By ANDREW WILSON, F. R. S. E.


That the beautifying or improvement of the person, under certain circumstances, is a perfectly legitimate procedure, when judged by the common-place rules of society, is a conclusion which demands no evidence by way of support. No one would dream for a moment of disputing the assertion, to come to personal details, that a defacing wart, mole, or wen, on the face, capable of being readily removed, without danger, by surgical interference, should be so disposed of. And to take the very common and exceedingly annoying case, of a profusion of hairs attaching themselves prominently, say, to some simple skin-growth, and capable of being permanently or temporarily removed by depilatories, the same remark holds good. Such acts of personal attention need no excuse. On the ground of common personal æsthetics, apart altogether from the freedom of annoyance from marked blemishes of face or figure, the amelioration of such deformities is a bare act of justice to the individual in question. The removal of a blemish is physiologically as defensible a proceeding as the replacement of missing teeth by the aid of the dentist, and in this latter act we find the truest warrant, since, for digestive purposes, the possession of teeth or their artificial substitutes is absolutely necessary for the preservation of health. To the replacement of a maimed limb by an artificial one, there can be still less objection. The common ground of expediency, utility, and function, presents us with an unanswerable argument in favor of aiding nature, in so far as we are able, by the devices of art.

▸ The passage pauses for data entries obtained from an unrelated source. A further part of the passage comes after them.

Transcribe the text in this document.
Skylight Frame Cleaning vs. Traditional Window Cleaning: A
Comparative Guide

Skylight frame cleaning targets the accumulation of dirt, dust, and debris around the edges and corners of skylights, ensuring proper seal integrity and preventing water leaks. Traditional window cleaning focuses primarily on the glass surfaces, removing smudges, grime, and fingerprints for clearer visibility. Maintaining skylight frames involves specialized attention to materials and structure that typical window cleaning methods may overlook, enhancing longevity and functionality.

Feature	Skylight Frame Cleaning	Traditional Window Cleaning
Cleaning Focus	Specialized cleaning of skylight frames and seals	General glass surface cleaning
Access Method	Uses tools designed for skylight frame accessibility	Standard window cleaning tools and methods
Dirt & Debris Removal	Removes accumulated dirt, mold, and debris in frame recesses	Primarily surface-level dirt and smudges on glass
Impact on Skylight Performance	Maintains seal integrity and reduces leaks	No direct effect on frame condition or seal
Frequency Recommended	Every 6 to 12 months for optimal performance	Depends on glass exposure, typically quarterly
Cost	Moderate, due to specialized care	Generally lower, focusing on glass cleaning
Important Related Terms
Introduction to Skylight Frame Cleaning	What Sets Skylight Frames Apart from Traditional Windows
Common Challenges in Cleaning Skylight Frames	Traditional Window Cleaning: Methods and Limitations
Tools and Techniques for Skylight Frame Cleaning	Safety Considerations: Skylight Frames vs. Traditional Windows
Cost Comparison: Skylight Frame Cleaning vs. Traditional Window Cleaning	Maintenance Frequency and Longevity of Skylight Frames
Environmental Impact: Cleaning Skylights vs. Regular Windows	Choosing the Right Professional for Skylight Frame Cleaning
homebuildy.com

Very different, however, is the argument which would fain carry these same reasons into the domain of the peruke maker, and into that of the manufacturer of face-paints and lotions. On what grounds, æsthetic or otherwise, could a change of color in the hair be demanded or defended? Similarly, on what grounds could we justify the practice of face-enameling, or the smoothing out of the wrinkles which time writes naturally enough on our brows and faces at large? It can not be argued that a false eyebrow or curl is as justifiable as false teeth, for the purpose of the latter as aids to digestion is plain enough; whilst the only conceivable ground for the adoption of the former appendages would be “an improvement in looks”—an avowedly small-minded excuse, and one, in any sense, of doubtful correctness. To the deficiency or want of eyebrows we become accustomed, as to the whiteness of hair or other peculiarities of physique; but if the practice of supplying nature’s defects—justifiable enough under certain conditions, as we have seen—is to be regarded as legitimate under all circumstances, the extremes of absurdity to which such a practice may and does lead are readily enough discerned. Admitting the false eyebrow, why should we exclude the “nose machine” advertised for the charitable purpose, when worn daily (in private), of altering the unbecoming natural style to that of a becoming and, it is to be presumed, fashionable olfactory organ?